The Supreme Court, in a 6-3 decision, has sided with former UPS driver Peggy Young in her legal efforts against her former employer, whom she accused of discrimination because it refused to put her on lighter duty when she was pregnant.
Ms. Young twice lost in lower courts in her effort to sue UPS for back pay and damages, but the case will now be retried after the SCOTUS decision.
The two lower-court cases and the Supreme Court ruling all hinged on wording in the Pregnancy Discrimination Act (PDA) of 1978, which requires pregnant women to be afforded the same accommodations as other employees.
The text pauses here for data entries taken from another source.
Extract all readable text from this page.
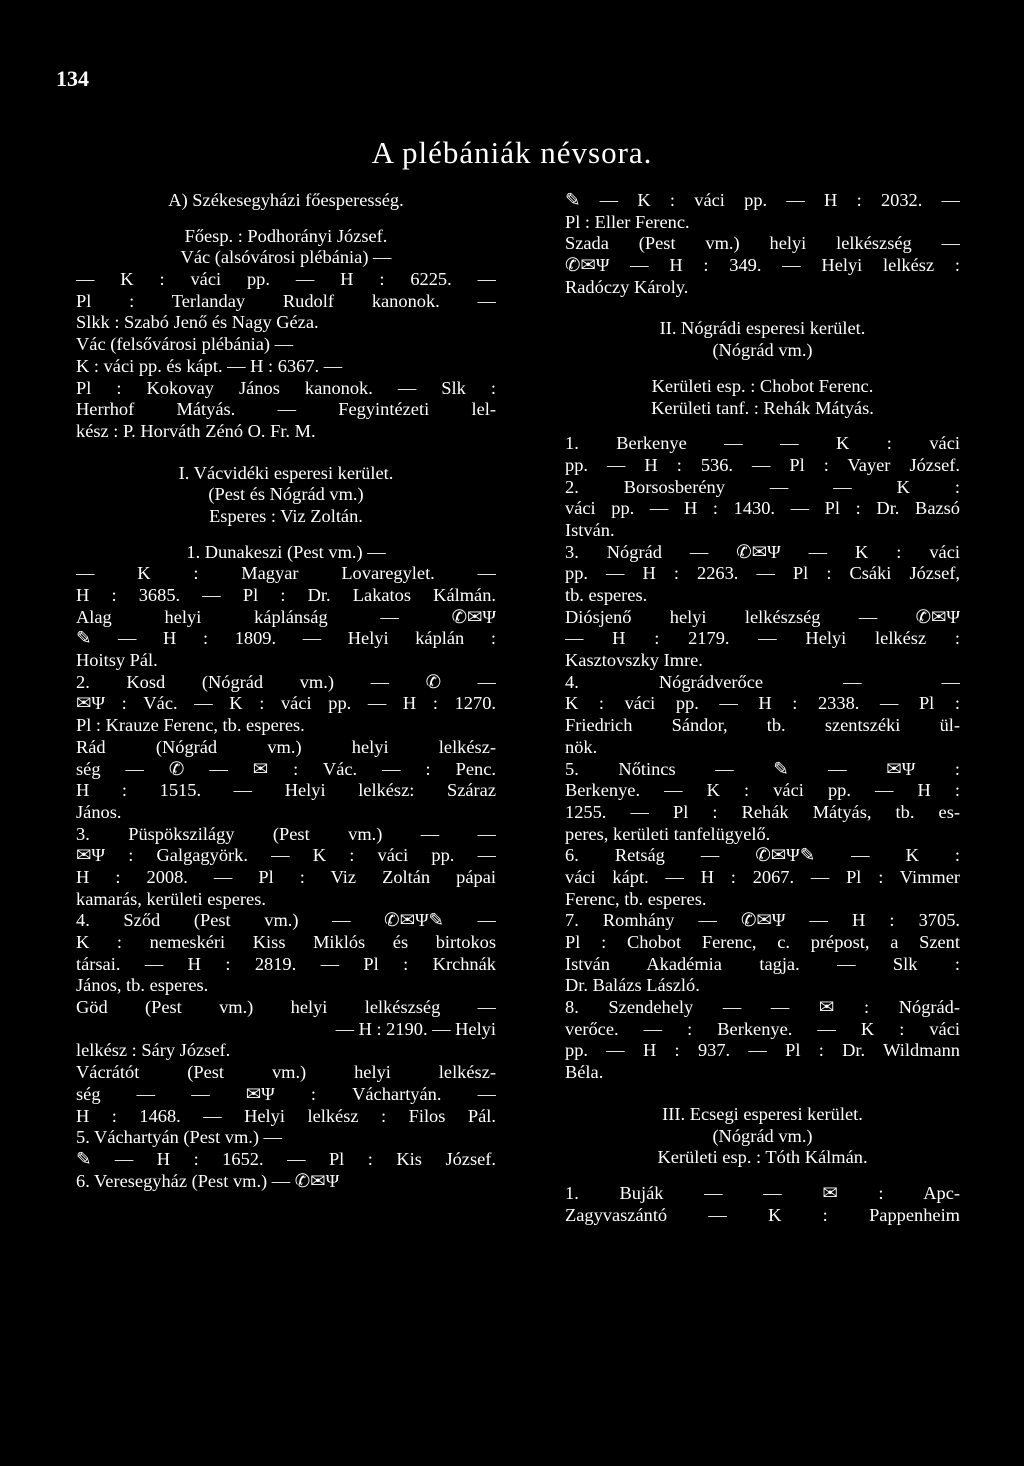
134
A plébániák névsora.
A) Székesegyházi főesperesség.
Főesp. : Podhorányi József.
Vác (alsóvárosi plébánia) —
— K : váci pp. — H : 6225. —
Pl : Terlanday Rudolf kanonok. —
Slkk : Szabó Jenő és Nagy Géza.
Vác (felsővárosi plébánia) —
K : váci pp. és kápt. — H : 6367. —
Pl : Kokovay János kanonok. — Slk :
Herrhof Mátyás. — Fegyintézeti lel-
kész : P. Horváth Zénó O. Fr. M.
I. Vácvidéki esperesi kerület.
(Pest és Nógrád vm.)
Esperes : Viz Zoltán.
1. Dunakeszi (Pest vm.) —
— K : Magyar Lovaregylet. —
H : 3685. — Pl : Dr. Lakatos Kálmán.
Alag helyi káplánság — ✆✉Ψ
✎ — H : 1809. — Helyi káplán :
Hoitsy Pál.
2. Kosd (Nógrád vm.) — ✆ —
✉Ψ : Vác. — K : váci pp. — H : 1270.
Pl : Krauze Ferenc, tb. esperes.
Rád (Nógrád vm.) helyi lelkész-
ség — ✆ — ✉ : Vác. — : Penc.
H : 1515. — Helyi lelkész: Száraz
János.
3. Püspökszilágy (Pest vm.) — —
✉Ψ : Galgagyörk. — K : váci pp. —
H : 2008. — Pl : Viz Zoltán pápai
kamarás, kerületi esperes.
4. Sződ (Pest vm.) — ✆✉Ψ✎ —
K : nemeskéri Kiss Miklós és birtokos
társai. — H : 2819. — Pl : Krchnák
János, tb. esperes.
Göd (Pest vm.) helyi lelkészség —
— H : 2190. — Helyi
lelkész : Sáry József.
Vácrátót (Pest vm.) helyi lelkész-
ség — — ✉Ψ : Váchartyán. —
H : 1468. — Helyi lelkész : Filos Pál.
5. Váchartyán (Pest vm.) —
✎ — H : 1652. — Pl : Kis József.
6. Veresegyház (Pest vm.) — ✆✉Ψ
✎ — K : váci pp. — H : 2032. —
Pl : Eller Ferenc.
Szada (Pest vm.) helyi lelkészség —
✆✉Ψ — H : 349. — Helyi lelkész :
Radóczy Károly.
II. Nógrádi esperesi kerület.
(Nógrád vm.)
Kerületi esp. : Chobot Ferenc.
Kerületi tanf. : Rehák Mátyás.
1. Berkenye — — K : váci
pp. — H : 536. — Pl : Vayer József.
2. Borsosberény — — K :
váci pp. — H : 1430. — Pl : Dr. Bazsó
István.
3. Nógrád — ✆✉Ψ — K : váci
pp. — H : 2263. — Pl : Csáki József,
tb. esperes.
Diósjenő helyi lelkészség — ✆✉Ψ
— H : 2179. — Helyi lelkész :
Kasztovszky Imre.
4. Nógrádverőce — —
K : váci pp. — H : 2338. — Pl :
Friedrich Sándor, tb. szentszéki ül-
nök.
5. Nőtincs — ✎ — ✉Ψ :
Berkenye. — K : váci pp. — H :
1255. — Pl : Rehák Mátyás, tb. es-
peres, kerületi tanfelügyelő.
6. Retság — ✆✉Ψ✎ — K :
váci kápt. — H : 2067. — Pl : Vimmer
Ferenc, tb. esperes.
7. Romhány — ✆✉Ψ — H : 3705.
Pl : Chobot Ferenc, c. prépost, a Szent
István Akadémia tagja. — Slk :
Dr. Balázs László.
8. Szendehely — — ✉ : Nógrád-
verőce. — : Berkenye. — K : váci
pp. — H : 937. — Pl : Dr. Wildmann
Béla.
III. Ecsegi esperesi kerület.
(Nógrád vm.)
Kerületi esp. : Tóth Kálmán.
1. Buják — — ✉ : Apc-
Zagyvaszántó — K : Pappenheim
The lower courts will now have the broader SCOTUS interpretation to guide their proceedings.
Writing on behalf of the majority, liberal Justice Stephen Breyer said the lower court is required to determine if the employer had “legitimate, nondiscriminatory, nonpretextual justification” for treating employees differently.
UPS had a light-duty option for workers injured on the job, but not for pregnant employees, so when Ms. Young requested light duty (not having to lift anything heavier than 20 pounds), she was placed on unpaid leave and lost her medical benefits. UPS has since changed its policy to accommodate pregnant workers.
Nine states have now enacted pregnancy discrimination laws, and the Americans with Disabilities Amendments Act (ADAAA) also includes pregnancy as a protected “disability.”